The ruling means a 2011 law that bans off-label use of abortion-inducting medications can take effect immediately.

The ruling means a 2011 law that bans off-label use of abortion-inducting medications can take effect immediately. Shutterstock

The North Dakota Supreme Court ruled Tuesday that a state law severely restricting medication abortion can go into effect immediately.

The legal fight over medication abortion in North Dakota has dragged on for years. In 2011 lawmakers passed HB 1297, a law that bans the off-label use of two drugs used in medication abortions and restricts medication abortions to only the outdated protocol approved by the Food and Drug Administration. Soon after the law was passed, reproductive rights advocates from the Center for Reproductive Rights (CRR) sued to block the law on behalf of the state’s only abortion clinic, the Red River Women’s Clinic. Attorneys from CRR argued that if allowed to take effect, the restrictions would effectively ban medication abortions entirely. Following a three-day trial, North Dakota District Court Judge Wickham Corwin temporarily blocked the law before it could take effect in July 2011, and in April 2103 permanently blocked the law from taking effect. Attorneys for the State of North Dakota appealed that ruling in December 2013.

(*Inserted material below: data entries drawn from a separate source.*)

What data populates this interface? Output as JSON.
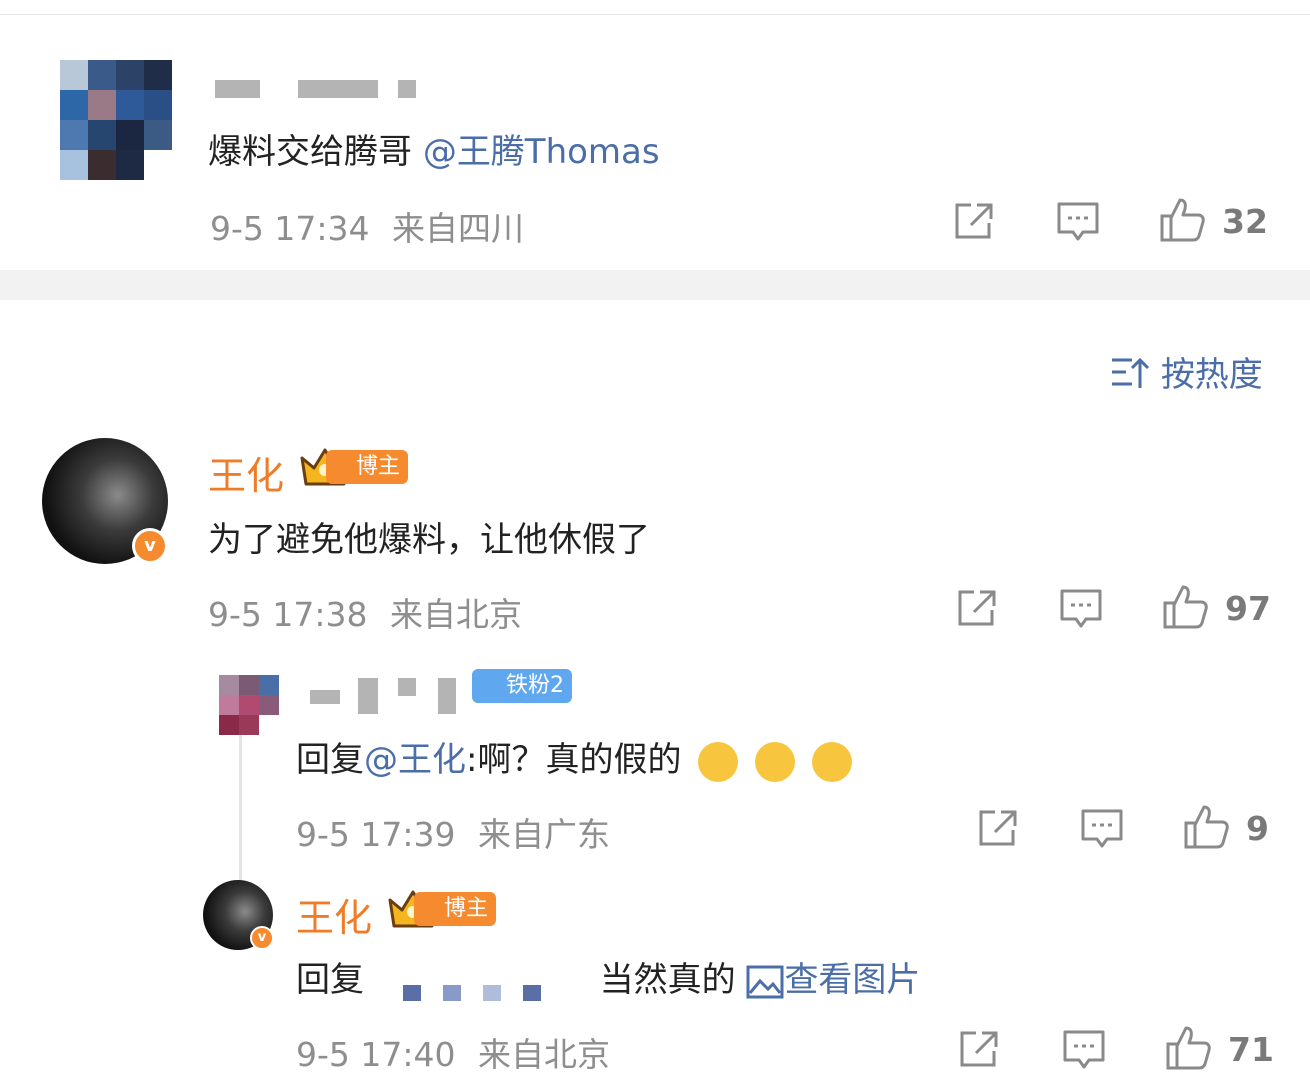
{
  "top_comment": {
    "text": "爆料交给腾哥",
    "mention": "@王腾Thomas",
    "time": "9-5 17:34",
    "location": "来自四川",
    "likes": "32"
  },
  "sort": {
    "label": "按热度"
  },
  "main_comment": {
    "author": "王化",
    "badge": "博主",
    "text": "为了避免他爆料，让他休假了",
    "time": "9-5 17:38",
    "location": "来自北京",
    "likes": "97"
  },
  "reply1": {
    "badge": "铁粉2",
    "prefix": "回复",
    "mention": "@王化",
    "text": ":啊？真的假的",
    "time": "9-5 17:39",
    "location": "来自广东",
    "likes": "9"
  },
  "reply2": {
    "author": "王化",
    "badge": "博主",
    "prefix": "回复",
    "text": "当然真的",
    "view_image": "查看图片",
    "time": "9-5 17:40",
    "location": "来自北京",
    "likes": "71"
  },
  "icons": {
    "share": "share-icon",
    "comment": "comment-icon",
    "like": "thumbs-up-icon",
    "sort": "sort-icon",
    "verified": "verified-v-icon",
    "crown": "crown-icon",
    "diamond": "diamond-icon",
    "emoji": "grinning-emoji-icon",
    "image": "image-icon"
  },
  "colors": {
    "accent_orange": "#f07c28",
    "link_blue": "#4b6ea8",
    "fan_badge_blue": "#5fa8f0",
    "meta_gray": "#8e8e8e"
  }
}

Unlike most legal challenges to abortion restrictions, which assert claims under federal law, the fight over medication abortion in North Dakota turned primarily on whether the North Dakota state constitution recognizes a right to privacy and abortion. North Dakota Attorney General Douglas Bahr insisted it does not, and the North Dakota Supreme Court agreed. “Our state constitution is silent about creating a state constitutional right to abortion, and the prevailing practice in the Dakota Territory and when the relevant constitutional provisions were adopted prohibited abortions except to preserve a woman’s life,” the court wrote. “The laws of the Dakota Territory and this State thus provide no long-standing tradition recognizing a separate state right to an abortion, and the drafters of our constitution are presumed to know the existing laws and to have drafted the state constitution accordingly.”

Nancy Northup, president and CEO of the Center for Reproductive Rights, blasted the decision in a statement. “Today’s decision directly conflicts with courts across the U.S. that have rejected the idea that politicians have any place in the practice of medicine or in women’s deeply personal decisions about their pregnancies, their health, their families, and their future,” she said. “The politicians pushing for these unconstitutional and downright dangerous restrictions have had only one goal in mind:  prevent North Dakota women—whom already face incredible obstacles to the severely limited reproductive health care services in their state—from exercising their legal right to abortion.”

North Dakota is not the only states in the country to try and severely restrict access to medication abortion. Earlier this year, the U.S. Court of Appeals for the Ninth Circuit found a similar ban in Arizona unconstitutional, calling the law “a burden on women’s access to abortion.” In November 2013, the U.S. Supreme Court dismissed Oklahoma’s appeal of a state supreme court decision finding that the state’s ban on medication abortion was unconstitutional, allowing the law to remain permanently blocked. Oklahoma lawmakers have since passed another medication abortion restriction. Reproductive rights advocates have challenged Oklahoma’s latest restrictions in court as well.

Reproductive rights advocates in North Dakota have the option of petitioning the entire state supreme court for review of Tuesday’s decision.